Duration, quality and comprehensiveness:
How education supports peace
The Global Partnership for Education (GPE) and the Institute for Economics and Peace (IEP) have collaborated on research that underscores the potential of education to build peaceful societies. The harmful effects of conflict and protracted crises on education are well known, but this study aims to delve into the relationship between education as a driver and pillar of peaceful societies, based on exploratory research examining important connections between the two.

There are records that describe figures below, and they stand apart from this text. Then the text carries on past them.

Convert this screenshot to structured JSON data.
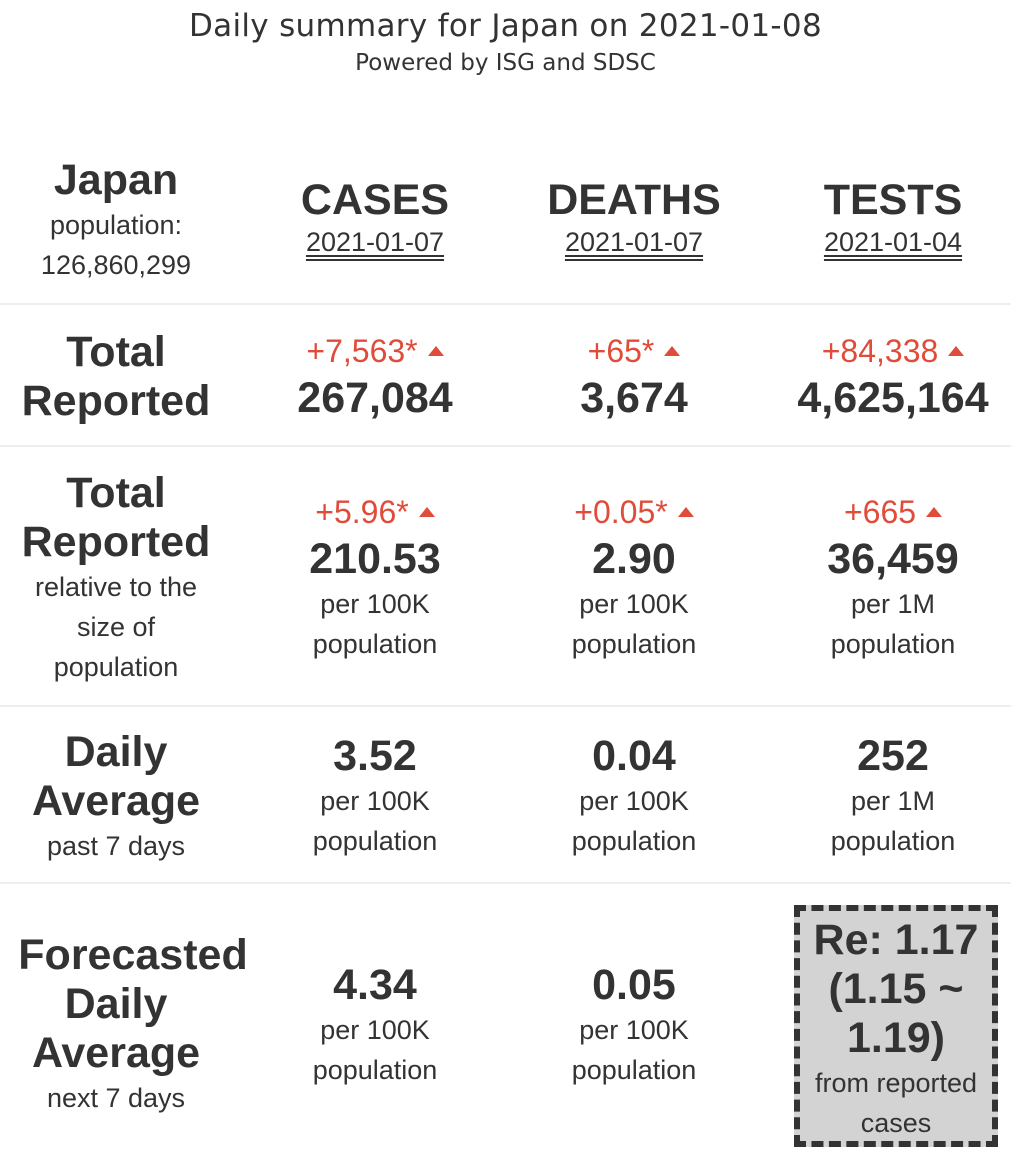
{
  "header": {
    "title": "Daily summary for Japan on 2021-01-08",
    "subtitle": "Powered by ISG and SDSC"
  },
  "country": {
    "name": "Japan",
    "population_label": "population:",
    "population": "126,860,299"
  },
  "columns": [
    {
      "name": "CASES",
      "date": "2021-01-07"
    },
    {
      "name": "DEATHS",
      "date": "2021-01-07"
    },
    {
      "name": "TESTS",
      "date": "2021-01-04"
    }
  ],
  "rows": {
    "total_reported": {
      "label_line1": "Total",
      "label_line2": "Reported",
      "cells": [
        {
          "delta": "+7,563*",
          "value": "267,084"
        },
        {
          "delta": "+65*",
          "value": "3,674"
        },
        {
          "delta": "+84,338",
          "value": "4,625,164"
        }
      ]
    },
    "relative": {
      "label_line1": "Total",
      "label_line2": "Reported",
      "sub_line1": "relative to the",
      "sub_line2": "size of",
      "sub_line3": "population",
      "cells": [
        {
          "delta": "+5.96*",
          "value": "210.53",
          "unit_line1": "per 100K",
          "unit_line2": "population"
        },
        {
          "delta": "+0.05*",
          "value": "2.90",
          "unit_line1": "per 100K",
          "unit_line2": "population"
        },
        {
          "delta": "+665",
          "value": "36,459",
          "unit_line1": "per 1M",
          "unit_line2": "population"
        }
      ]
    },
    "daily_average": {
      "label_line1": "Daily",
      "label_line2": "Average",
      "sub": "past 7 days",
      "cells": [
        {
          "value": "3.52",
          "unit_line1": "per 100K",
          "unit_line2": "population"
        },
        {
          "value": "0.04",
          "unit_line1": "per 100K",
          "unit_line2": "population"
        },
        {
          "value": "252",
          "unit_line1": "per 1M",
          "unit_line2": "population"
        }
      ]
    },
    "forecast": {
      "label_line1": "Forecasted",
      "label_line2": "Daily",
      "label_line3": "Average",
      "sub": "next 7 days",
      "cells": [
        {
          "value": "4.34",
          "unit_line1": "per 100K",
          "unit_line2": "population"
        },
        {
          "value": "0.05",
          "unit_line1": "per 100K",
          "unit_line2": "population"
        }
      ],
      "re": {
        "line1": "Re: 1.17",
        "line2": "(1.15 ~",
        "line3": "1.19)",
        "note_line1": "from reported",
        "note_line2": "cases"
      }
    }
  },
  "colors": {
    "increase": "#e04b3a",
    "text": "#333333",
    "re_box_bg": "#d3d3d3",
    "divider": "#eeeeee"
  },
  "icons": {
    "increase": "triangle-up-icon"
  }
}
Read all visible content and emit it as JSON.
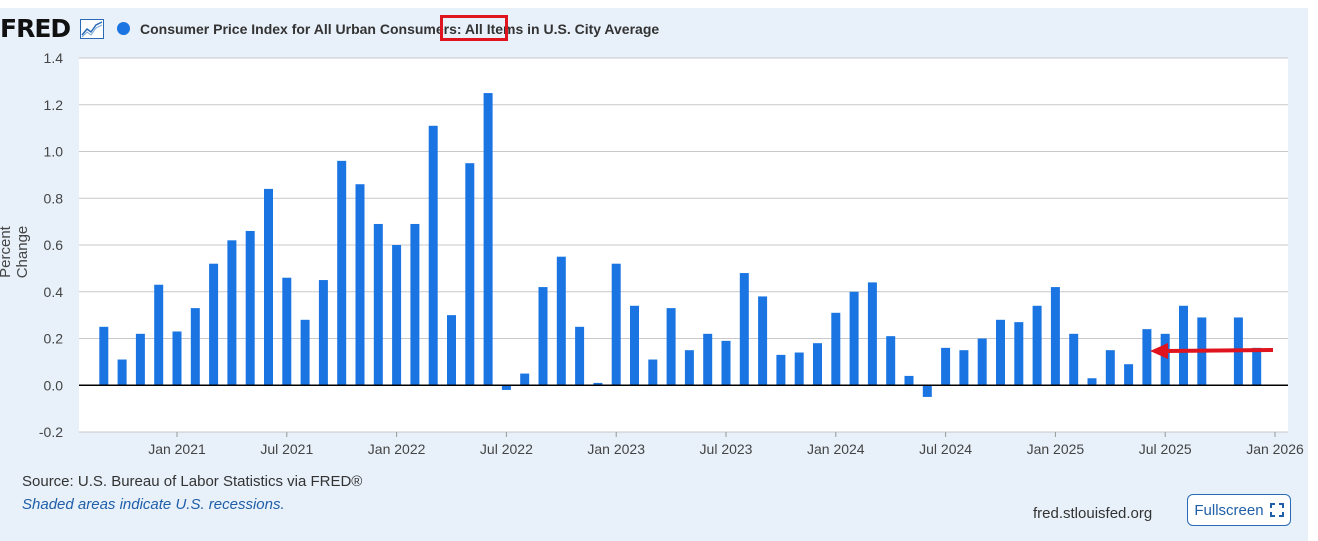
{
  "header": {
    "logo_text": "FRED",
    "title": "Consumer Price Index for All Urban Consumers: All Items in U.S. City Average",
    "highlight_word": "All Items",
    "series_color": "#1a75e2"
  },
  "annotation": {
    "box_color": "#e0141e",
    "arrow_color": "#e0141e"
  },
  "footer": {
    "source": "Source: U.S. Bureau of Labor Statistics via FRED®",
    "shaded_note": "Shaded areas indicate U.S. recessions.",
    "site": "fred.stlouisfed.org",
    "fullscreen_label": "Fullscreen",
    "fullscreen_icon": "expand-icon"
  },
  "chart_data": {
    "type": "bar",
    "title": "Consumer Price Index for All Urban Consumers: All Items in U.S. City Average",
    "ylabel": "Percent Change",
    "ylim": [
      -0.2,
      1.4
    ],
    "yticks": [
      "1.4",
      "1.2",
      "1.0",
      "0.8",
      "0.6",
      "0.4",
      "0.2",
      "0.0",
      "-0.2"
    ],
    "grid": true,
    "xticks": [
      "Jan 2021",
      "Jul 2021",
      "Jan 2022",
      "Jul 2022",
      "Jan 2023",
      "Jul 2023",
      "Jan 2024",
      "Jul 2024",
      "Jan 2025",
      "Jul 2025",
      "Jan 2026"
    ],
    "categories": [
      "2020-09",
      "2020-10",
      "2020-11",
      "2020-12",
      "2021-01",
      "2021-02",
      "2021-03",
      "2021-04",
      "2021-05",
      "2021-06",
      "2021-07",
      "2021-08",
      "2021-09",
      "2021-10",
      "2021-11",
      "2021-12",
      "2022-01",
      "2022-02",
      "2022-03",
      "2022-04",
      "2022-05",
      "2022-06",
      "2022-07",
      "2022-08",
      "2022-09",
      "2022-10",
      "2022-11",
      "2022-12",
      "2023-01",
      "2023-02",
      "2023-03",
      "2023-04",
      "2023-05",
      "2023-06",
      "2023-07",
      "2023-08",
      "2023-09",
      "2023-10",
      "2023-11",
      "2023-12",
      "2024-01",
      "2024-02",
      "2024-03",
      "2024-04",
      "2024-05",
      "2024-06",
      "2024-07",
      "2024-08",
      "2024-09",
      "2024-10",
      "2024-11",
      "2024-12",
      "2025-01",
      "2025-02",
      "2025-03",
      "2025-04",
      "2025-05",
      "2025-06",
      "2025-07",
      "2025-08",
      "2025-09",
      "2025-10",
      "2025-11",
      "2025-12"
    ],
    "series": [
      {
        "values": [
          0.25,
          0.11,
          0.22,
          0.43,
          0.23,
          0.33,
          0.52,
          0.62,
          0.66,
          0.84,
          0.46,
          0.28,
          0.45,
          0.96,
          0.86,
          0.69,
          0.6,
          0.69,
          1.11,
          0.3,
          0.95,
          1.25,
          -0.02,
          0.05,
          0.42,
          0.55,
          0.25,
          0.01,
          0.52,
          0.34,
          0.11,
          0.33,
          0.15,
          0.22,
          0.19,
          0.48,
          0.38,
          0.13,
          0.14,
          0.18,
          0.31,
          0.4,
          0.44,
          0.21,
          0.04,
          -0.05,
          0.16,
          0.15,
          0.2,
          0.28,
          0.27,
          0.34,
          0.42,
          0.22,
          0.03,
          0.15,
          0.09,
          0.24,
          0.22,
          0.34,
          0.29,
          null,
          0.29,
          0.16
        ]
      }
    ]
  }
}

While the results of this exploratory study cannot be interpreted causally, there are a number of statistically significant associations linking good education to more peaceful and stable societies:
• Countries with higher rates of school completion generally have fewer recorded conflicts. This finding applies particularly to high school completion rates.
• Countries with higher female school completion rates, especially at the primary level, tend to have fewer conflicts.
• Higher rates of primary and middle school completion show positive associations with factors known to create and maintain peaceful societies.
• Improving the quality of education can reduce the risk of conflict by promoting economic development and social equality. Good education is also associated with shorter conflicts.
• The number of years of education in school is the strongest correlation in reducing various forms of violence.
Education and ways of peace
East Timor has moved from conflict to stability, culminating in the withdrawal of UN peacekeepers in late 2012, successful elections and a peaceful transfer of power, most recently in 2022. At the same time, lower secondary school completion rates have risen dramatically from 67 % (2010-2015). ) to 91% (2017-2022). This progress, supported by more than $32 million from the Global Partnership for Education since 2006, indicates a parallel between educational progress and peace stability.
Nepal approved a new constitution in 2015, creating a democratic system after a civil war between 1996 and 2000. Over the past two decades, Nepal has more than doubled per capita education spending, with a focus on improving learning outcomes and equitable access. In parallel with improved high school completion rates, Nepal has moved up 30 places in global peace rankings since 2008, driven by a decline in the intensity of internal conflict. Investments in education, including $236 million in Global Partnership for Education support since 2009, have likely contributed to the gradual improvement of peace in Nepal over time. At the same time as the country's high school completion rates more than doubled, Nepal saw its Persistent Conflict score on the Global Peace Index improve by 15.3%.